Amid escalating tensions between Kiev and Moscow in recent weeks, US Secretary of State Antony Blinken landed in the Ukrainian capital yesterday on a visit aimed at demonstrating Washington's "support for the sovereignty and territorial integrity" of the country, according to US State Department spokesman Ned Price.
"This is a critical moment for Ukraine," Blinken told a press conference with Kristina Kvien, Chargé d'Affaires at the US Embassy in Ukraine. "It is my fervent hope that we can keep this on a diplomatic and peaceful path, but ultimately that will be President Putin's decision," he added, warning that if the Russian leader prefers to advocate an aggressive posture, then he will be opting for "confrontation and consequences for Russia".
During his brief stay in Kiev, the US Secretary of State met with President Volodymir Zelensky as well as Foreign Minister Dmytro Kuleba to discuss the Russian threat on the border. "We are now at a stage where Russia could launch an attack on Ukraine at any time," Blinken said. Moreover, the US official added that Moscow is trying to "challenge some very basic principles that underpin the entire international system and that are necessary to try to maintain peace and security; principles like one nation cannot simply change the borders of another by force."

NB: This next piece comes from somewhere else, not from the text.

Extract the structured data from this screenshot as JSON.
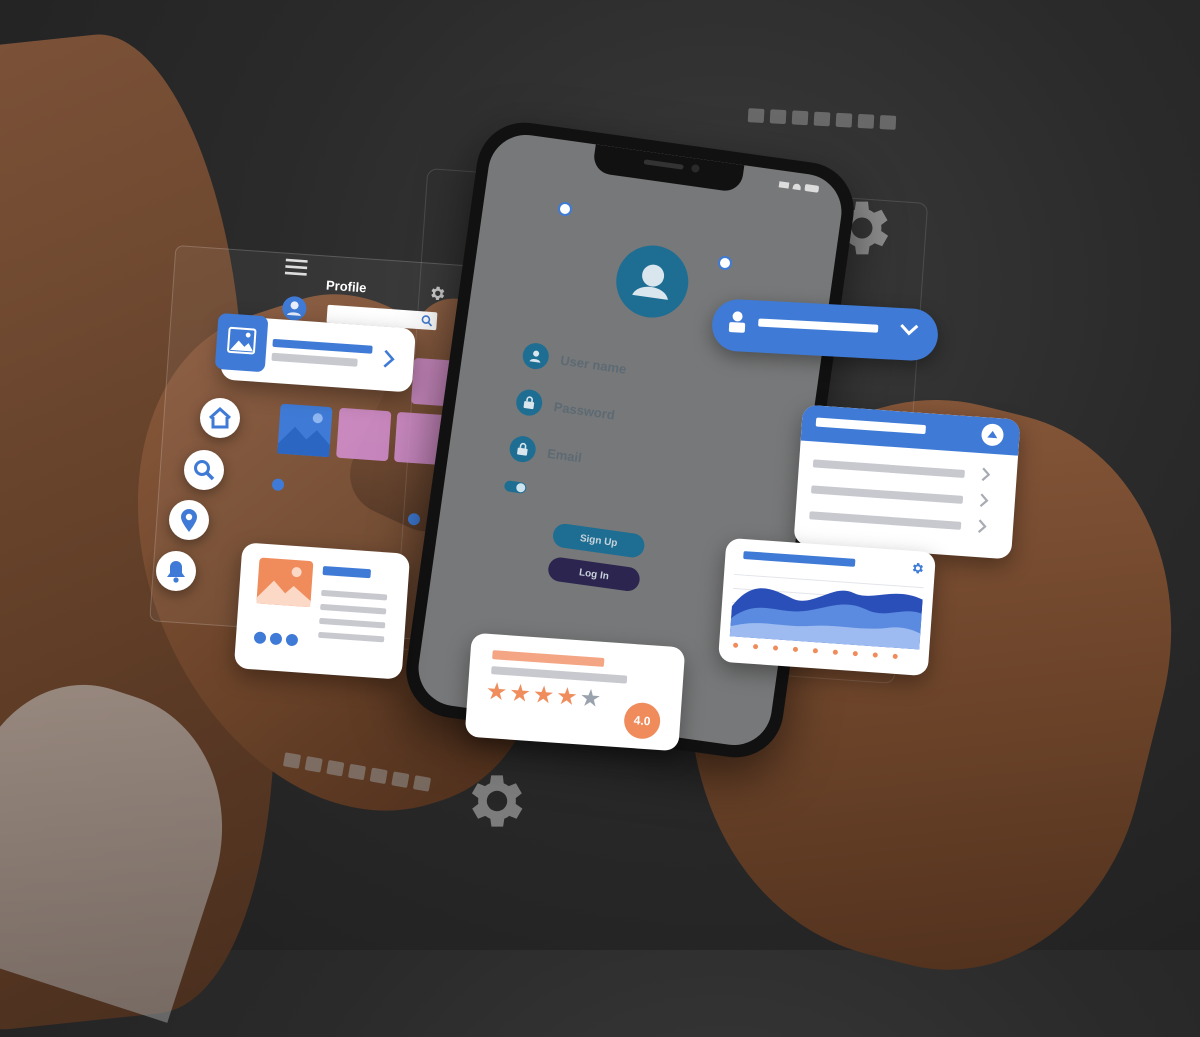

"If we allow these principles to be violated with impunity, then we will open a very big Pandora's box. The whole world is watching what is happening here," he concluded.
Blinken's visit comes just weeks after Washington announced $200 million (more than 175 million euros) in aid to the Kiev government. And, although the details of the items included in this aid package "for security and defence assistance" to Ukraine are not yet known, this is the largest amount provided by the US since the Russian annexation of Crimea in 2014.

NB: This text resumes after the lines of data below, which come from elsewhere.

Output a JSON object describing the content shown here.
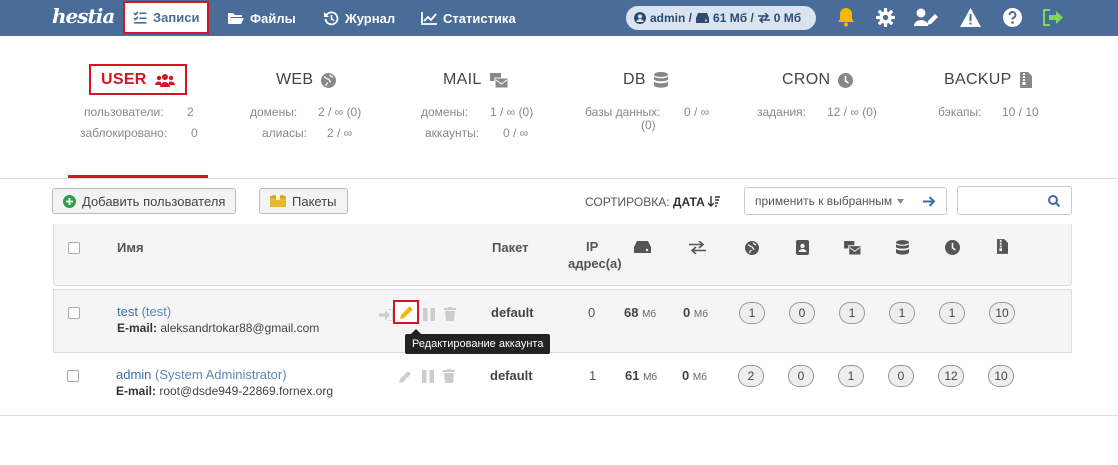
{
  "topbar": {
    "logo": "hestia",
    "nav": [
      {
        "label": "Записи",
        "active": true
      },
      {
        "label": "Файлы"
      },
      {
        "label": "Журнал"
      },
      {
        "label": "Статистика"
      }
    ],
    "user_pill": {
      "user": "admin /",
      "disk": "61 Мб /",
      "bandwidth": "0 Мб"
    }
  },
  "stats": {
    "user": {
      "title": "USER",
      "lines": [
        {
          "label": "пользователи:",
          "value": "2"
        },
        {
          "label": "заблокировано:",
          "value": "0"
        }
      ]
    },
    "web": {
      "title": "WEB",
      "lines": [
        {
          "label": "домены:",
          "value": "2 / ∞ (0)"
        },
        {
          "label": "алиасы:",
          "value": "2 / ∞"
        }
      ]
    },
    "mail": {
      "title": "MAIL",
      "lines": [
        {
          "label": "домены:",
          "value": "1 / ∞ (0)"
        },
        {
          "label": "аккаунты:",
          "value": "0 / ∞"
        }
      ]
    },
    "db": {
      "title": "DB",
      "lines": [
        {
          "label": "базы данных:",
          "label2": "(0)",
          "value": "0 / ∞"
        }
      ]
    },
    "cron": {
      "title": "CRON",
      "lines": [
        {
          "label": "задания:",
          "value": "12 / ∞ (0)"
        }
      ]
    },
    "backup": {
      "title": "BACKUP",
      "lines": [
        {
          "label": "бэкапы:",
          "value": "10 / 10"
        }
      ]
    }
  },
  "toolbar": {
    "add_user": "Добавить пользователя",
    "packages": "Пакеты",
    "sort_label": "СОРТИРОВКА:",
    "sort_value": "ДАТА",
    "apply_select": "применить к выбранным"
  },
  "table": {
    "headers": {
      "name": "Имя",
      "package": "Пакет",
      "ip1": "IP",
      "ip2": "адрес(а)"
    },
    "rows": [
      {
        "user": "test",
        "full": "(test)",
        "email_label": "E-mail:",
        "email": "aleksandrtokar88@gmail.com",
        "package": "default",
        "ip": "0",
        "disk": "68",
        "disk_unit": "Мб",
        "bw": "0",
        "bw_unit": "Мб",
        "web": "1",
        "dns": "0",
        "mail": "1",
        "db": "1",
        "cron": "1",
        "backup": "10"
      },
      {
        "user": "admin",
        "full": "(System Administrator)",
        "email_label": "E-mail:",
        "email": "root@dsde949-22869.fornex.org",
        "package": "default",
        "ip": "1",
        "disk": "61",
        "disk_unit": "Мб",
        "bw": "0",
        "bw_unit": "Мб",
        "web": "2",
        "dns": "0",
        "mail": "1",
        "db": "0",
        "cron": "12",
        "backup": "10"
      }
    ]
  },
  "tooltip": "Редактирование аккаунта",
  "colors": {
    "topbar": "#4a6c99",
    "accent": "#d51426",
    "link": "#3d6fa6",
    "warning_icon": "#f5b800",
    "logout_icon": "#7ed957"
  }
}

In turn, Blinken's stay in the Ukrainian country has served as a brief preface to his trip to Berlin, where he will meet with his German counterpart, Annalena Baerbock, to consider the options that are on the table in the face of a hypothetical Russian advance towards Ukraine. Also in the German capital, Blinken and Baerbock will take part in a meeting of the Transatlantic Quad - a group made up of diplomatic representatives from France, the UK, Germany and the US - in order to continue assessing the situation.
However, the most anticipated meeting of Blinken's trip will take place on 21 January, when the US Secretary of State travels to the Swiss city of Geneva to meet Russian Foreign Minister Sergei Lavrov.

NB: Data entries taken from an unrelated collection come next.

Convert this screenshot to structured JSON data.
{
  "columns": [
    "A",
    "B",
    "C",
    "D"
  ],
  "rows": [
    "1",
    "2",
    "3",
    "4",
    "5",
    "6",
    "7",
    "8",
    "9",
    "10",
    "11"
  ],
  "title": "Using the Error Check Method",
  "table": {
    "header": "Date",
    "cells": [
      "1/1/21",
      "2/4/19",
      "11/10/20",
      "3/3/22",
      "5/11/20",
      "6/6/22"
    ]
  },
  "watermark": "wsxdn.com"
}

The two diplomats met by telephone a few days ago to assess last week's meetings between Russia, the US and its allies, although - according to a senior US State Department official - both Blinken and Lavrov concluded that it would be "more useful" to meet in person during the US Secretary of State's trip to Kiev and Berlin. Thus, the announcement of this meeting in Geneva, just hours before Blinken's departure for the European continent, reflects the frenetic pace of negotiations, the outcome of which is still up in the air.
"I am not going to present any documents to Foreign Minister Lavrov. We need to see where we are and see if there are any opportunities left to pursue diplomacy and dialogue," said the US representative after meeting with his Ukrainian counterpart, Dmytro Kuleba. Although expectations for the meeting are not entirely pessimistic, Washington's position is remarkably cautious.
The meeting, which has been described by the State Department official as "an opportunity" to share concerns and find common ground, will revolve around Russia's military movements and security demands. These demands include a guarantee that Ukraine will not join NATO, as well as the withdrawal of NATO troops from territories bordering Russia that are part of the former Soviet sphere - even though they are NATO members, such as Latvia and Lithuania. These demands have been rejected by NATO.
Meanwhile, Putin's regional ally, Alexander Lukashenko, has announced the arrival of Russian troops on Belarusian territory for joint military exercises. In this regard, a member of the US State Department told a press conference that Moscow may be conducting an additional "show of force" ahead of a possible attack. "The fact that we're seeing this move towards Belarus allows the Russians another approach in case they decide to take further military action against Ukraine," Blinken said.
In this regard, several US officials have expressed fears about the rise of methods that, while not a direct invasion, would assist in the destabilisation of Ukraine. These include digital warfare, disinformation activities, cyber-attacks - such as the one that broke into Kiev's official website last Friday - and 'false flag' operations.